A few days ago, I was only at the beginning; the ink had yet to dry on the introduction of our relationship. I certainly wasn’t looking for a way out or a sudden plot twist. I was excited to see where the story was headed, what kind of adventures were chapters ahead. Was this event just a small diversion from the sunny days to come? Or am I destined for a depressing ending no matter what?
I really don’t know.
“Just…think about it,” Amani continues. “You better be back at school tomorrow. You can’t just leave me there alone.”

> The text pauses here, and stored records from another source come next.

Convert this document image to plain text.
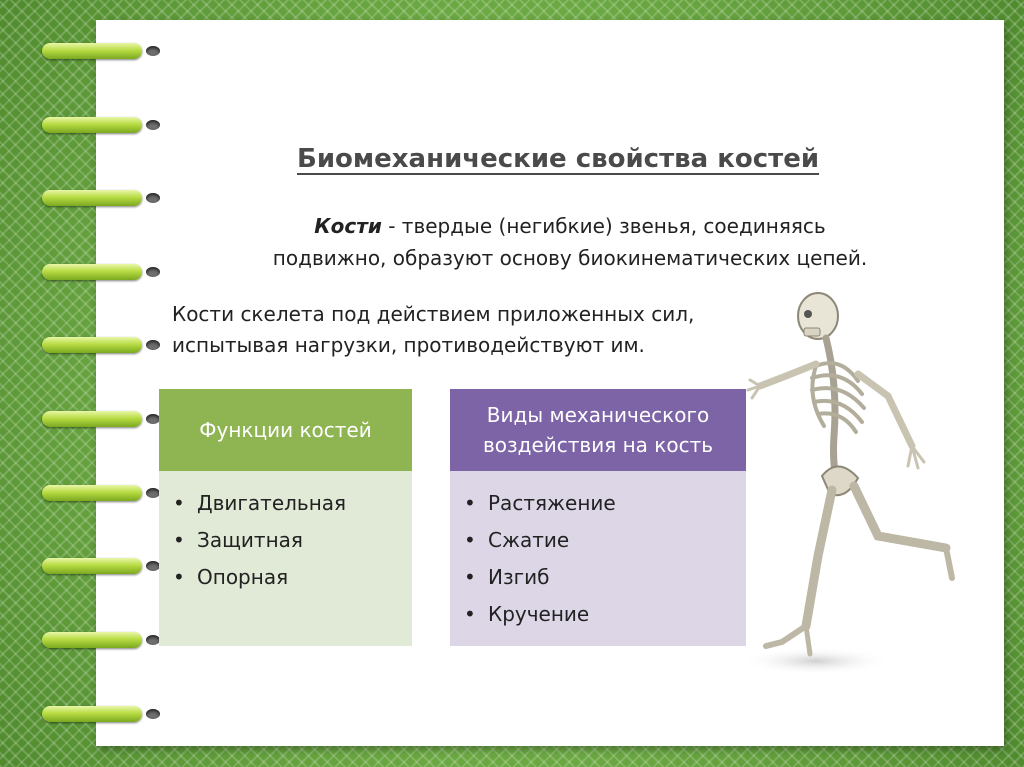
Биомеханические свойства костей
Кости - твердые (негибкие) звенья, соединяясь
подвижно, образуют основу биокинематических цепей.
Кости скелета под действием приложенных сил,
испытывая нагрузки, противодействуют им.
Функции костей
• Двигательная
• Защитная
• Опорная
Виды механического
воздействия на кость
• Растяжение
• Сжатие
• Изгиб
• Кручение
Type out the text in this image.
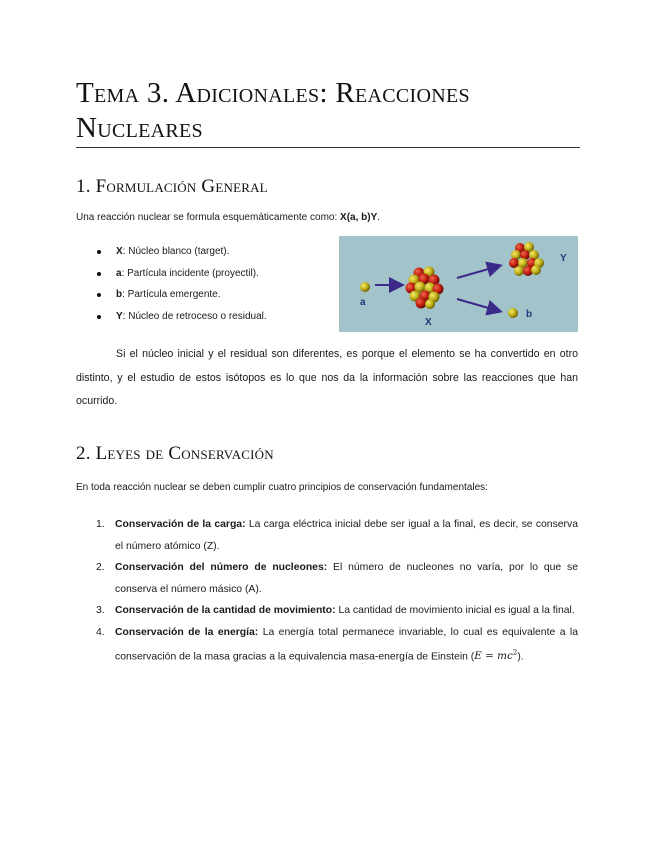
Tema 3. Adicionales: Reacciones Nucleares
1. Formulación General

Una reacción nuclear se formula esquemáticamente como: X(a, b)Y.

X: Núcleo blanco (target).
a: Partícula incidente (proyectil).
b: Partícula emergente.
Y: Núcleo de retroceso o residual.
a
X
Y
b

Si el núcleo inicial y el residual son diferentes, es porque el elemento se ha convertido en otro distinto, y el estudio de estos isótopos es lo que nos da la información sobre las reacciones que han ocurrido.

2. Leyes de Conservación

En toda reacción nuclear se deben cumplir cuatro principios de conservación fundamentales:

1. Conservación de la carga: La carga eléctrica inicial debe ser igual a la final, es decir, se conserva el número atómico (Z).
2. Conservación del número de nucleones: El número de nucleones no varía, por lo que se conserva el número másico (A).
3. Conservación de la cantidad de movimiento: La cantidad de movimiento inicial es igual a la final.
4. Conservación de la energía: La energía total permanece invariable, lo cual es equivalente a la conservación de la masa gracias a la equivalencia masa-energía de Einstein $(E = mc^2)$.
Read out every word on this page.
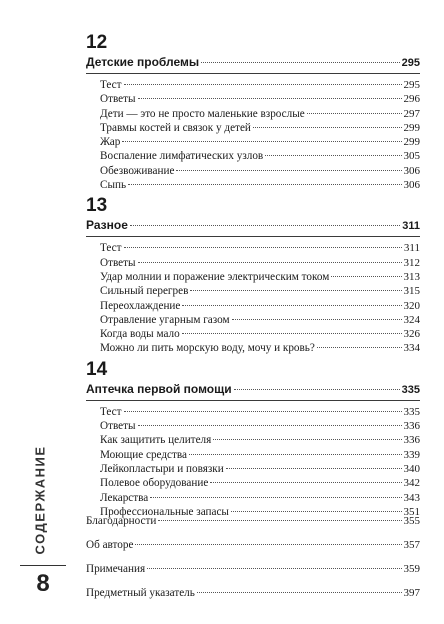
12
Детские проблемы	295
Тест	295
Ответы	296
Дети — это не просто маленькие взрослые	297
Травмы костей и связок у детей	299
Жар	299
Воспаление лимфатических узлов	305
Обезвоживание	306
Сыпь	306
13
Разное	311
Тест	311
Ответы	312
Удар молнии и поражение электрическим током	313
Сильный перегрев	315
Переохлаждение	320
Отравление угарным газом	324
Когда воды мало	326
Можно ли пить морскую воду, мочу и кровь?	334
14
Аптечка первой помощи	335
Тест	335
Ответы	336
Как защитить целителя	336
Моющие средства	339
Лейкопластыри и повязки	340
Полевое оборудование	342
Лекарства	343
Профессиональные запасы	351
Благодарности	355
Об авторе	357
Примечания	359
Предметный указатель	397
СОДЕРЖАНИЕ
8
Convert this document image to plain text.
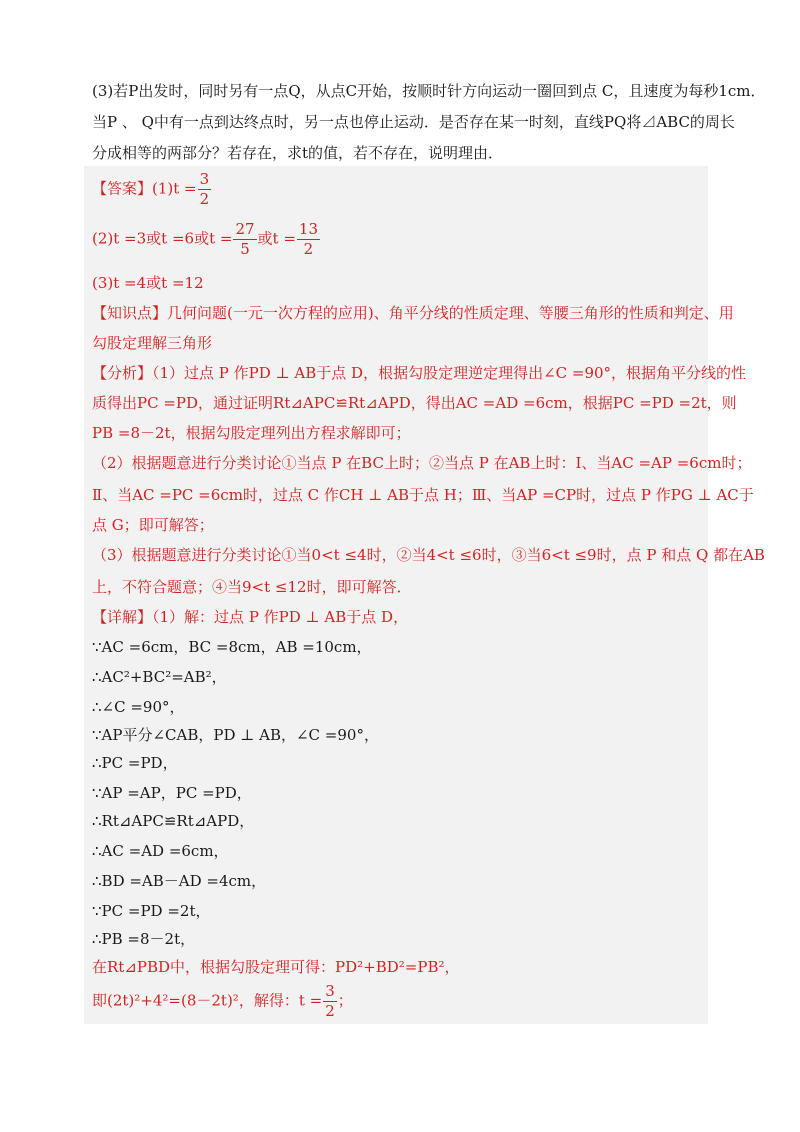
(3)若P出发时，同时另有一点Q，从点C开始，按顺时针方向运动一圈回到点 C，且速度为每秒1cm．
当P 、 Q中有一点到达终点时，另一点也停止运动．是否存在某一时刻，直线PQ将⊿ABC的周长
分成相等的两部分？若存在，求t的值，若不存在，说明理由．
【答案】$(1)t = \frac{3}{2}$
(2)t =3或t =6或$t = \frac{27}{5}$ 或$t = \frac{13}{2}$
(3)t =4或t =12
【知识点】几何问题(一元一次方程的应用)、角平分线的性质定理、等腰三角形的性质和判定、用
勾股定理解三角形
【分析】（1）过点 P 作PD ⊥ AB于点 D，根据勾股定理逆定理得出∠C =90°，根据角平分线的性
质得出PC =PD，通过证明Rt⊿APC≌Rt⊿APD，得出AC =AD =6cm，根据PC =PD =2t，则
PB =8－2t，根据勾股定理列出方程求解即可；
（2）根据题意进行分类讨论①当点 P 在BC上时；②当点 P 在AB上时：Ⅰ、当AC =AP =6cm时；
Ⅱ、当AC =PC =6cm时，过点 C 作CH ⊥ AB于点 H；Ⅲ、当AP =CP时，过点 P 作PG ⊥ AC于
点 G；即可解答；
（3）根据题意进行分类讨论①当0<t ≤4时，②当4<t ≤6时，③当6<t ≤9时，点 P 和点 Q 都在AB
上，不符合题意；④当9<t ≤12时，即可解答．
【详解】（1）解：过点 P 作PD ⊥ AB于点 D，
∵AC =6cm，BC =8cm，AB =10cm，
∴AC²+BC²=AB²，
∴∠C =90°，
∵AP平分∠CAB，PD ⊥ AB，∠C =90°，
∴PC =PD，
∵AP =AP，PC =PD，
∴Rt⊿APC≌Rt⊿APD，
∴AC =AD =6cm，
∴BD =AB－AD =4cm，
∵PC =PD =2t，
∴PB =8－2t，
在Rt⊿PBD中，根据勾股定理可得：PD²+BD²=PB²，
即(2t)²+4²=(8－2t)²，解得：$t = \frac{3}{2}$ ；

“Sorry,” I say. “I’ll get it together.”
“Good. I have to be going; biology homework awaits.” She stands and collects her things. “Call me if you need to talk.”
I nod, and when she’s gone, I return to my former vegetative state, this time with cuter toes.
“CONGRATULATIONS, YOU ARE EACH OTHER’S MATCH.” Two twentysomething girls sit before me, our hands joined in a circle at my matchmaking booth. The minute they hear the news, they forget all about me, trading my fingers for each other’s, sharing a kiss that could easily be the final shot of a romantic movie. One a partial fairy, the other just a boring ol’ human, the two girls fit together so perfectly, I almost didn’t bother putting them through my whole Cupid charade. Still, people like ceremonies. Even if they know the final outcome, it’s the pageantry and traditions that cement those moments in reality. I let the lovebirds carry on for a bit; it’s nice, comforting somehow, to see love with my own eyes.
After they’ve finished rejoicing in their bona fide romance, the pixie turns to me, blushing at her full-on public make-out session. “Oh my gosh, I’m so sorry for carrying on like that!” she says with a southern drawl. “We’re both just so thrilled!” Her girlfriend grins in agreement.